さらにお父様に高飛車語を使ってしまいましたわ。
「ミレーユ。先も言ったように殿下との件、頼んだぞ」
「わかりましたわ」
「存分に楽しんでいくといい。なにか問題があればセバスチャンに聞くといい」
お父様が右手を少し上げ、指を鳴らすと執務室の扉が開き、銀髪の少年が入ってくる。
「旦那様。失礼いたします。」
「セバス。トパーズの首飾りとそれにあうドレスをお父様に買っていただくの、それに似合うポーチを選びたいのよろしくて?」
「お部屋に並べております」
執事というのは本当になんでもお見通しなのかしら。
執事には大別して2種類あるというのは公式ガイド本で見たことがございますの。
一方は、己の一生を主人に捧げ、執事でいる限り独り身を貫くもの。
もう一方は、既存の子弟が教育の一環としてある程度の年齢になるまで勤めるもの。
今わたくしの後ろを歩いているセバスチャンがそのどちらに属するかは、
主であるわたくしでさえ知らされていない。
セバスはどちらに属するのかしら。
部屋に入り、ソファに腰掛けると膝の上に布がかけられる。
視線を動かすとセバスと目が合った。
銀髪の少年。物心ついた頃からわたくしに仕えていた男の子。
顔つきは幼さを残すというのに、物腰は大人びている。
彼は慣れた手付きで膝掛けの皺を伸ばしている。
「お嬢様。ご不要でしたか?」
「いえ、そんなことなくってよ。」
いけませんわ。この素っ気ない態度がわたくしを悪役令嬢と勘違いさせておりますのよ。
わたくしは膝掛けを左手でゆっくりと撫でる。
「暖かいですわ。ありがとう。セバス」
「光栄でございます」
少年執事は右手を胸に当て、礼をする。
こんな芝居がかった仕草でも様になっているのはイケメンのズルいところですわね。
あと数年もすればV系のロックバンドにでも入れそうな美形なのに
子犬のような性質も兼ね備えているなんて…恐ろしい子。
「なにか気になることでもあったの?」
「いえ、お掛けしたらお嬢様と目が合いましたのでご不満な点でもあるのかと思いまして」
この世界ではエアコンなどないのですから、温度調節は布と毛皮、火とあとひとつ、魔法で行いますの。

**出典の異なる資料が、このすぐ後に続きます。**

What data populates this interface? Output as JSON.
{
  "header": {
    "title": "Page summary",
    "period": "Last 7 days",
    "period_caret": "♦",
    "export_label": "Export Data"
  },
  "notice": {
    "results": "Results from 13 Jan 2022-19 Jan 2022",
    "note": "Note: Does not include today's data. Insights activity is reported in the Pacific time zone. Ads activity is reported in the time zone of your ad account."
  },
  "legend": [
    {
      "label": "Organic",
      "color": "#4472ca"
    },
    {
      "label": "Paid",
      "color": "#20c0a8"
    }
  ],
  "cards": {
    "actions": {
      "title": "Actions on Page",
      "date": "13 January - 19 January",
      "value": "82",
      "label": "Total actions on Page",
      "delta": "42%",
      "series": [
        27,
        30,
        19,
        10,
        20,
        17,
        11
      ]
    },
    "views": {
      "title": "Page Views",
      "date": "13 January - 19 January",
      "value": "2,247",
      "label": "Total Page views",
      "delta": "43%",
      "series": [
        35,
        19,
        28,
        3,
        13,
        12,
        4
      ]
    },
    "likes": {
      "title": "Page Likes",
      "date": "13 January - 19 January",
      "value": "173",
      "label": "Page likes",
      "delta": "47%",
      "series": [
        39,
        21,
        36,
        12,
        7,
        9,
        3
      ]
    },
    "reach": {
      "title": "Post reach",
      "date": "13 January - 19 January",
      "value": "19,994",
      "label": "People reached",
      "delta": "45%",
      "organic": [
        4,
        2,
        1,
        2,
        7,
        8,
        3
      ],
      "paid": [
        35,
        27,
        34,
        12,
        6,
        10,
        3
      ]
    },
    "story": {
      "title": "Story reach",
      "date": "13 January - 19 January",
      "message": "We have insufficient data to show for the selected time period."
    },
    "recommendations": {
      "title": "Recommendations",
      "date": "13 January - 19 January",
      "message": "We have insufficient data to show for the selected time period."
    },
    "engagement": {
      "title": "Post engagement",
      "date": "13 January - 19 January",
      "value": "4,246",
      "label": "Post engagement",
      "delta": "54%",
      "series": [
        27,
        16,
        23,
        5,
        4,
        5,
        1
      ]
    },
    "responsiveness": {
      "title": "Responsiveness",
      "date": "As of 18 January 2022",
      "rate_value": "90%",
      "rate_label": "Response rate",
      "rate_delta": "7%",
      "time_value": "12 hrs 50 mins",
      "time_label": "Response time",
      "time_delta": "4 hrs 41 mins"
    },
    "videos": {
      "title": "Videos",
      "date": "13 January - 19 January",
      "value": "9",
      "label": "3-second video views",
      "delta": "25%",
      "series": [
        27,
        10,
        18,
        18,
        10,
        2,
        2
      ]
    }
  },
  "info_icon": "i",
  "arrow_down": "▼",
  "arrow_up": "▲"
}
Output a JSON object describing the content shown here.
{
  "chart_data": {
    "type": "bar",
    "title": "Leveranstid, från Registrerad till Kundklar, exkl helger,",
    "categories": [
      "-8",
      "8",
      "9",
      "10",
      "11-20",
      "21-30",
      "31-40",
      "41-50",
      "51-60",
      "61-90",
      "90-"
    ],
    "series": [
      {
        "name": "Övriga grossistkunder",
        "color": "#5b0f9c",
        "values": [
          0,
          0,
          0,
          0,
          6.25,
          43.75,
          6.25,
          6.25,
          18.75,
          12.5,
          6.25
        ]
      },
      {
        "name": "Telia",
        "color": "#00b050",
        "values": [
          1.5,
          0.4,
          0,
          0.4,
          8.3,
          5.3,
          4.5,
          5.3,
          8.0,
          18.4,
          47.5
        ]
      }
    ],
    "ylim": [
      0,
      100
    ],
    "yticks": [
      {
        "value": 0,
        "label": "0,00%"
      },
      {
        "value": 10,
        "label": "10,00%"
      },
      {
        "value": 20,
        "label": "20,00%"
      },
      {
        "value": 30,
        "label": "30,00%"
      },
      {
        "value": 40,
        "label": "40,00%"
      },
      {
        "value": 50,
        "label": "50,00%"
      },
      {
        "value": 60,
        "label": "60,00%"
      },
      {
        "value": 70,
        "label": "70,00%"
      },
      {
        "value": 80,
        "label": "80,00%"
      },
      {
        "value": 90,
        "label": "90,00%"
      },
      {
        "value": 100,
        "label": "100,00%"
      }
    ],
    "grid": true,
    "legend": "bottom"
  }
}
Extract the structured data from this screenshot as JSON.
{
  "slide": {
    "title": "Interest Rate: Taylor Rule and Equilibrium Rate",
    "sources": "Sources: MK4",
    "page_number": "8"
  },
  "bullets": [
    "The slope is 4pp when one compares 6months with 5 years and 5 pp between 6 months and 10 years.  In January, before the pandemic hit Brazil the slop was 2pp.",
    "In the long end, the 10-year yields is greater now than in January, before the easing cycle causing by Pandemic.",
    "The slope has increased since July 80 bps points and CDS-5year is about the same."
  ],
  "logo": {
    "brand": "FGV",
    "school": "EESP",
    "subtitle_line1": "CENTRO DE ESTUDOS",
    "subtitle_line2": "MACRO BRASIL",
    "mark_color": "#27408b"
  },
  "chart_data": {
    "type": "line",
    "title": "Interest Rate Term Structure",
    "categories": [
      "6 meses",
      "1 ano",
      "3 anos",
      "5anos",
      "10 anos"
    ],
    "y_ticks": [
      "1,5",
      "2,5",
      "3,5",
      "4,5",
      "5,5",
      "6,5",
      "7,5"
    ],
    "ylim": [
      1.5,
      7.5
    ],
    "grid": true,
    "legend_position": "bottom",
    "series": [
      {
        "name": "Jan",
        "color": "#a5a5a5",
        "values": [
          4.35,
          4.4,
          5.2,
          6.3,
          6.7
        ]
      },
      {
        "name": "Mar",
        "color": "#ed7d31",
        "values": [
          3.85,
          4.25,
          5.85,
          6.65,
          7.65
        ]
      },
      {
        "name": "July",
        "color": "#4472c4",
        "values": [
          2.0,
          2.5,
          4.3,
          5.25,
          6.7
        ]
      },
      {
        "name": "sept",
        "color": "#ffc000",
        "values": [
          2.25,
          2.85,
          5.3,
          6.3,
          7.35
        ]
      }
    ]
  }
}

だから春先の暖かいこの季節であっても、普段着は薄着をして、膝掛けや上着などで調節をするのが一般的ですわ。
そして貴族の令嬢に膝掛けを掛けるのはキザな殿方か、使用人ですの。
しかしーー
「そんな風に思われるほど、わたくしはあなたと目を合わせていなかったのですね」
ふと思ったことが口から出ていたことにミレーユは気がつかなかった。